Abruptly she rose from her chair and crossed the room; she stood a moment, breathing deeply, her face turned towards the
wall. ‘It’s stupid,’ she said thickly. ‘It’s stupid. Don’t mind me. I’ll be all right in a moment.’
Staines had risen also, in astonishment. ‘Have I offended you?’ he said. ‘I’m terribly sorry if I have—but what is the matter? Whatever can be the matter?’
Anna wiped her face with her hand. ‘It’s nothing,’ she said, still without turning. ‘It came as a surprise, that’s all—but I was stupid to think otherwise. It’s not your fault.’
‘What has come as a surprise?’ said Staines. ‘What’s otherwise?’
‘Only that you—’
‘Yes? Please tell me—so that I can put it right. Please.’
She composed herself at last and turned. ‘You may ask your question,’ she said, managing a smile.
‘Are you quite sure you’re all right?’
‘Quite sure,’ Anna said. ‘Please ask.’
‘Well, all right,’ said Staines. ‘Here. It’s about a man named Crosbie Wells.’
Anna’s expression of misery dissolved into one of shock. ‘
Crosbie Wells
?’
‘He is a mutual friend of ours, I think. At least—that is to say—he has my loyalty; I am under the impression that he also has yours.’
She did not reply; after squinting at him a moment she said, ‘How do you know him?’

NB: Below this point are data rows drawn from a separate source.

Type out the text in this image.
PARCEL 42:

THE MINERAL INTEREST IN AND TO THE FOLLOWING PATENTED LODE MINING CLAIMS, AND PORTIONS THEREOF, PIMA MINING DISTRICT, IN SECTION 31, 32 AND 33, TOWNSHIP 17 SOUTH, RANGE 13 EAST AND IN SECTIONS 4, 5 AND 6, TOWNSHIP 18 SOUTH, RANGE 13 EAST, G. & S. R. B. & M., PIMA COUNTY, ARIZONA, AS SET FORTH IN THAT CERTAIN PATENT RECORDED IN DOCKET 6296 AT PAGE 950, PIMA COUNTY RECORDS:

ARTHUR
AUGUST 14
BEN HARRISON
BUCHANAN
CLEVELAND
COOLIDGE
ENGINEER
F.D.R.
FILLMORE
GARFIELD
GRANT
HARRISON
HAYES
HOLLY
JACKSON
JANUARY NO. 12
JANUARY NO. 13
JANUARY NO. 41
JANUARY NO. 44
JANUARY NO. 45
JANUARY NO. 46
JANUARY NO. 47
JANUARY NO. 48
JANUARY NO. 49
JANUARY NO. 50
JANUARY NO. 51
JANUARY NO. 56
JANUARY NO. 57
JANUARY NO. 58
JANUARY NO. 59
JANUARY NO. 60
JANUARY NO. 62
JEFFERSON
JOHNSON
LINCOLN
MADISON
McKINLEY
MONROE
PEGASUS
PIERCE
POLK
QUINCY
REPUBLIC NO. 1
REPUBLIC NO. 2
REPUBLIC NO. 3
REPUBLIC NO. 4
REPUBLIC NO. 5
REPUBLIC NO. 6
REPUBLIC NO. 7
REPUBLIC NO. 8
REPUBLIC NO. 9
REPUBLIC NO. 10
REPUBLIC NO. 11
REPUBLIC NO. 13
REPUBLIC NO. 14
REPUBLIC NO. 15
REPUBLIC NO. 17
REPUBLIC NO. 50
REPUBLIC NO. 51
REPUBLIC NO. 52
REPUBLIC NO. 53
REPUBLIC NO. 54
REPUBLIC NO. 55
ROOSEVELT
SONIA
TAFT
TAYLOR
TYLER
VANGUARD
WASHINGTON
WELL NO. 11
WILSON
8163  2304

‘I can’t tell you that exactly,’ said Staines. ‘He charged me to keep it a secret—his whereabouts, I mean; and the circumstances of our having met. But he mentioned your name in connexion with a gold nugget, and a man named Francis Carver, and a robbery of some kind; and if you don’t think me too impertinent—which I am; I know I am—then I should very much like to hear the whole story. I can’t say that it’s a matter of life or death, because it isn’t, and I can’t say that very much depends on my knowing, because really, nothing at all depends on it; except that I’ve gone into a kind of partnership with Mr. Carver—I was a fool to do it; I know that now—and I’ve got the sense, the awful sense, that I was wrong about him; that he’s a villain after all.’
‘Is he here?’ she said. ‘Crosbie. Is he in Hokitika?’
‘I’m afraid I can’t tell you that,’ said Staines.
Her hands had moved to her belly. ‘You don’t need to tell me where he is,’ she said. ‘But I need you to take him a message. An important message—from me.’